The seventh day of the 11th Odesa International Film Festival began with the screenings of Adoration and Comrade Draculich from the International Competition, as well as the Q&As of their filming crews. In the evening, Dovzhenko Center hosted an offline screening of Serhiy Rakhmanin's film Man K from the Ukrainian Retrospective: Odesa Free Cinema.
“At first, I've intended to make a film about vampires. Since I'm a fan of this genre, it's a big event for me. I wanted to combine the theme of vampirism with the communist past. Then we decided to add an element of spy movies. The mixture of all these genres and the cast helped me create this film," said Mark Bodszar, director of Comrade Draculich.
“This is a story about the innocence and madness of love. It is not very happy, but it reveals the question of what a person can do without a clue about the meaning of love. This is a journey of growing up through the eyes of innocent people. The film may be cruel, but so is life," said Fabrice du Welz, director of Adoration.
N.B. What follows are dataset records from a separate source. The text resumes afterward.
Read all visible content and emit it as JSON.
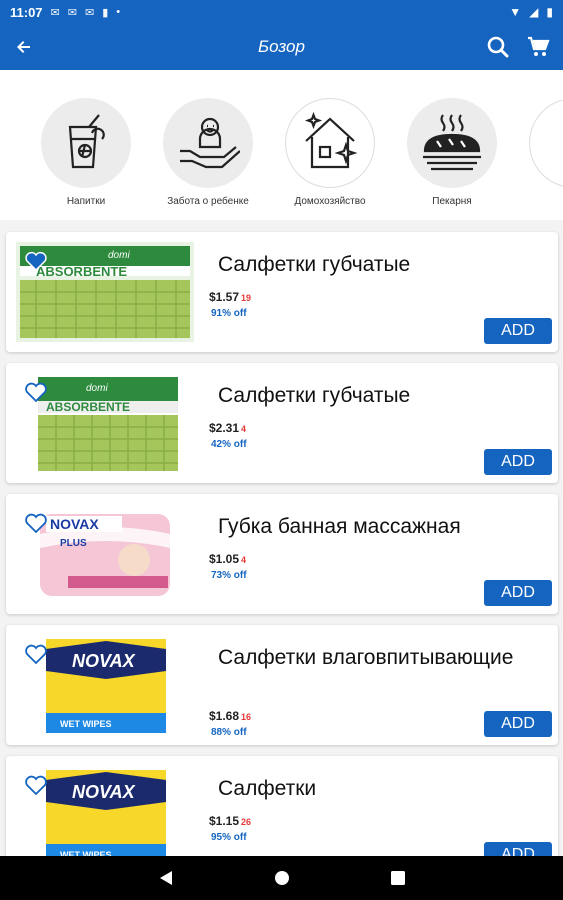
{
  "status_bar": {
    "time": "11:07",
    "notification_icons": [
      "mail-icon",
      "mail-icon",
      "mail-icon",
      "sd-card-icon",
      "dot-icon"
    ],
    "right_icons": [
      "wifi-icon",
      "signal-icon",
      "battery-icon"
    ]
  },
  "app_bar": {
    "title": "Бозор",
    "back_icon": "back-arrow-icon",
    "search_icon": "search-icon",
    "cart_icon": "cart-icon"
  },
  "categories": [
    {
      "label": "Напитки",
      "icon": "drink-icon"
    },
    {
      "label": "Забота о ребенке",
      "icon": "baby-care-icon"
    },
    {
      "label": "Домохозяйство",
      "icon": "house-icon"
    },
    {
      "label": "Пекарня",
      "icon": "bread-icon"
    }
  ],
  "products": [
    {
      "name": "Салфетки губчатые",
      "price": "$1.57",
      "old_price": "19",
      "discount": "91% off",
      "add_label": "ADD",
      "image": "absorbente-sponge-cloth"
    },
    {
      "name": "Салфетки губчатые",
      "price": "$2.31",
      "old_price": "4",
      "discount": "42% off",
      "add_label": "ADD",
      "image": "absorbente-sponge-cloth"
    },
    {
      "name": "Губка банная массажная",
      "price": "$1.05",
      "old_price": "4",
      "discount": "73% off",
      "add_label": "ADD",
      "image": "novax-bath-sponge"
    },
    {
      "name": "Салфетки влаговпитывающие",
      "price": "$1.68",
      "old_price": "16",
      "discount": "88% off",
      "add_label": "ADD",
      "image": "novax-wet-wipes"
    },
    {
      "name": "Салфетки",
      "price": "$1.15",
      "old_price": "26",
      "discount": "95% off",
      "add_label": "ADD",
      "image": "novax-wet-wipes"
    }
  ],
  "image_text": {
    "dom": "domi",
    "absorbente": "ABSORBENTE",
    "novax": "NOVAX",
    "plus": "PLUS",
    "wet_wipes": "WET WIPES"
  },
  "colors": {
    "primary": "#1565c0",
    "old_price": "#e53935"
  }
}
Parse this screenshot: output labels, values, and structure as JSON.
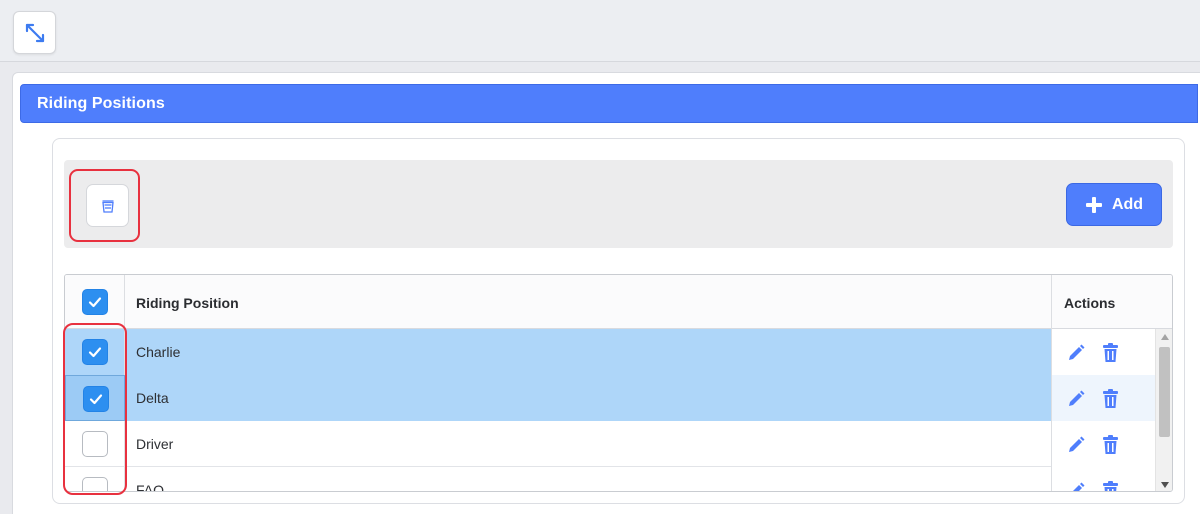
{
  "toolbar": {
    "expand_icon": "expand-arrows-icon"
  },
  "section": {
    "title": "Riding Positions"
  },
  "grid_toolbar": {
    "delete_icon": "trash-icon",
    "add_label": "Add",
    "add_icon": "plus-icon"
  },
  "table": {
    "columns": {
      "name": "Riding Position",
      "actions": "Actions"
    },
    "header_checked": true,
    "rows": [
      {
        "name": "Charlie",
        "checked": true,
        "selected": true
      },
      {
        "name": "Delta",
        "checked": true,
        "selected": true
      },
      {
        "name": "Driver",
        "checked": false,
        "selected": false
      },
      {
        "name": "FAQ",
        "checked": false,
        "selected": false
      }
    ]
  },
  "colors": {
    "accent": "#4f7efc",
    "checkbox": "#2d8ff0",
    "selected_row": "#aed6f9",
    "highlight": "#e8313f"
  }
}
Q&As with the authors of films from the second and third blocks of short films from the National Competition. Shorts also took place on October 1.
“I know that our film is difficult for most audiences. Some viewers comment that they cried in the end. However, it is important to watch this film, because it can touch the soul of the viewer," said Maryna Nikolcheva, co-director of short film Glory to Mstyslav.
“I was shooting a documentary about romani. During the filming I realized that they are very open people and I was very interested in making this film. In the process, we've realized that homophobia is very common among the Roma, which urged me to find characters for the film and tell about it," commented the director of Chachó Vitaliy Gavura.
“I wanted to make a film inspired by the post-horror genre of classical cinema. It is an attempt to create something monumental and intimate. The idea of the film is based on a real story, which has parallels in the present, because the feeling of intolerance is absorbed by every member of society," said Stanislav Bytiytskyi, director of Intolerance.
The audience also talked to Adam Remeyer, director of the film Dinner in America, which is presented in the International Competition.
“It's a punk rock comedy. I have a strong impression that this is a timely story. Yet this film will remain relevant at any time time," said Adam Remyer, creator of Dinner in America.
October 1 was the third day of the professional section of the Film Industry Office of the 11th OIFF. It included the pitching of 13 full-length film projects, the Book Pitch, where 8 finalists' projects were presented, and two discussions.
The day ended with a master class by the famous Polish director Agnieszka Holland, whose new film Charlatan will close the 11th Odesa International Film Festival.
"I'm happy when I feel that the film touches the minds and hearts of the audience," said the director during her master class.